Cette conception du droit parlementaire pose cependant question d’un point de vue juridique lorsqu’elle conduit à considérer sur le même plan le droit et le non-droit, comme, par exemple, une disposition de règlement intérieur et une pratique parlementaire contra legem. Ne pas souscrire à une approche de droit politique du droit parlementaire n’empêche pas néanmoins de reconnaître, à la suite de Julie Benetti, que « l’étude de la pratique et des rapports entre les acteurs est un passage obligé pour tout chercheur qui s’intéresse au Parlement30 ». Le choix de recourir à la méthode normativiste pour aborder le droit parlementaire, loin de rester cantonné à la seule analyse des normes écrites, implique d’appréhender le droit parlementaire dans l’ensemble de ses composantes31, en considérant les pratiques, précédents et autres usages d’un point de vue juridique.
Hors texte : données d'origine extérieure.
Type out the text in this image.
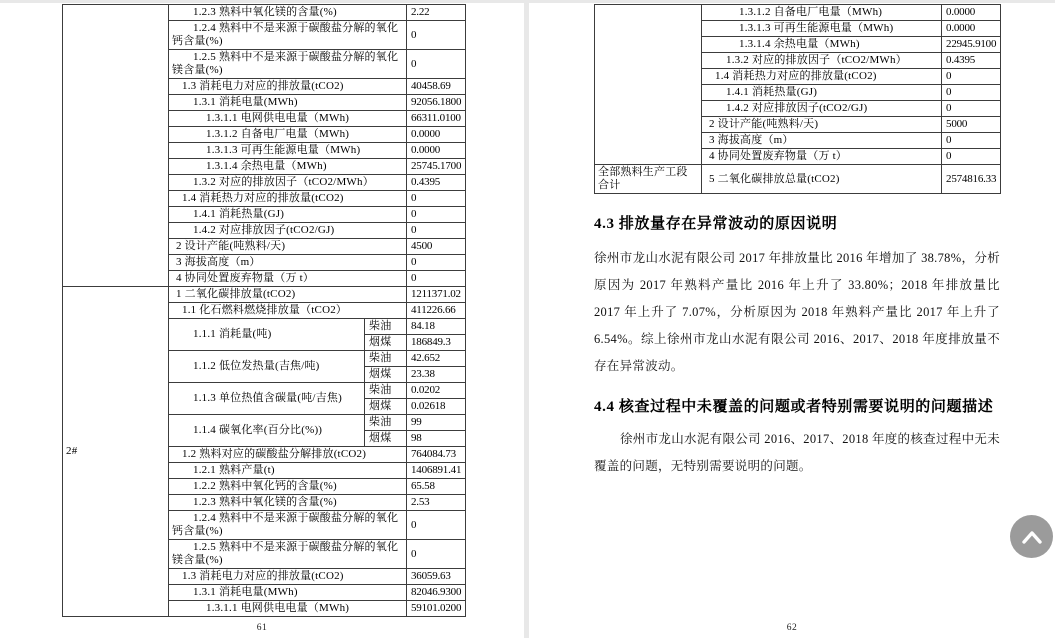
	1.2.3 熟料中氧化镁的含量(%)		2.22
	1.2.4 熟料中不是来源于碳酸盐分解的氧化钙含量(%)		0
	1.2.5 熟料中不是来源于碳酸盐分解的氧化镁含量(%)		0
	1.3 消耗电力对应的排放量(tCO2)		40458.69
	1.3.1 消耗电量(MWh)		92056.1800
	1.3.1.1 电网供电电量（MWh)		66311.0100
	1.3.1.2 自备电厂电量（MWh)		0.0000
	1.3.1.3 可再生能源电量（MWh)		0.0000
	1.3.1.4 余热电量（MWh)		25745.1700
	1.3.2 对应的排放因子（tCO2/MWh）		0.4395
	1.4 消耗热力对应的排放量(tCO2)		0
	1.4.1 消耗热量(GJ)		0
	1.4.2 对应排放因子(tCO2/GJ)		0
	2 设计产能(吨熟料/天)		4500
	3 海拔高度（m）		0
	4 协同处置废弃物量（万 t）		0
2#	1 二氧化碳排放量(tCO2)		1211371.02
	1.1 化石燃料燃烧排放量（tCO2）		411226.66
	1.1.1 消耗量(吨)	柴油	84.18
		烟煤	186849.3
	1.1.2 低位发热量(吉焦/吨)	柴油	42.652
		烟煤	23.38
	1.1.3 单位热值含碳量(吨/吉焦)	柴油	0.0202
		烟煤	0.02618
	1.1.4 碳氧化率(百分比(%))	柴油	99
		烟煤	98
	1.2 熟料对应的碳酸盐分解排放(tCO2)		764084.73
	1.2.1 熟料产量(t)		1406891.41
	1.2.2 熟料中氧化钙的含量(%)		65.58
	1.2.3 熟料中氧化镁的含量(%)		2.53
	1.2.4 熟料中不是来源于碳酸盐分解的氧化钙含量(%)		0
	1.2.5 熟料中不是来源于碳酸盐分解的氧化镁含量(%)		0
	1.3 消耗电力对应的排放量(tCO2)		36059.63
	1.3.1 消耗电量(MWh)		82046.9300
	1.3.1.1 电网供电电量（MWh)		59101.0200
61
	1.3.1.2 自备电厂电量（MWh)	0.0000
	1.3.1.3 可再生能源电量（MWh)	0.0000
	1.3.1.4 余热电量（MWh)	22945.9100
	1.3.2 对应的排放因子（tCO2/MWh）	0.4395
	1.4 消耗热力对应的排放量(tCO2)	0
	1.4.1 消耗热量(GJ)	0
	1.4.2 对应排放因子(tCO2/GJ)	0
	2 设计产能(吨熟料/天)	5000
	3 海拔高度（m）	0
	4 协同处置废弃物量（万 t）	0
全部熟料生产工段合计	5 二氧化碳排放总量(tCO2)	2574816.33
4.3 排放量存在异常波动的原因说明

徐州市龙山水泥有限公司 2017 年排放量比 2016 年增加了 38.78%，分析原因为 2017 年熟料产量比 2016 年上升了 33.80%；2018 年排放量比 2017 年上升了 7.07%，分析原因为 2018 年熟料产量比 2017 年上升了 6.54%。综上徐州市龙山水泥有限公司 2016、2017、2018 年度排放量不存在异常波动。

4.4 核查过程中未覆盖的问题或者特别需要说明的问题描述

徐州市龙山水泥有限公司 2016、2017、2018 年度的核查过程中无未覆盖的问题，无特别需要说明的问题。

62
Tout autant que les méthodes relevant du droit politique, la méthode normativiste embrasse donc cette multiplicité d’éléments.
S’il est primordial de prendre pleinement en compte les pratiques parlementaires, les aborder sous un angle juridique présente l’avantage de discerner clairement chaque règle écrite de son application pratique, juridiquement valide ou non valide32. Les pratiques parlementaires doivent en définitive être analysées pour ce qu’elles sont, à savoir des données factuelles correspondant à l’être et distinctes du devoir être incarné par la norme juridique33. Dès lors que le droit parlementaire appelle à une confrontation entre les normes juridiques qui le constituent et la pratique, la méthode normativiste implique de juger la pratique à l’aune des règles qui la concernent, et non l’inverse.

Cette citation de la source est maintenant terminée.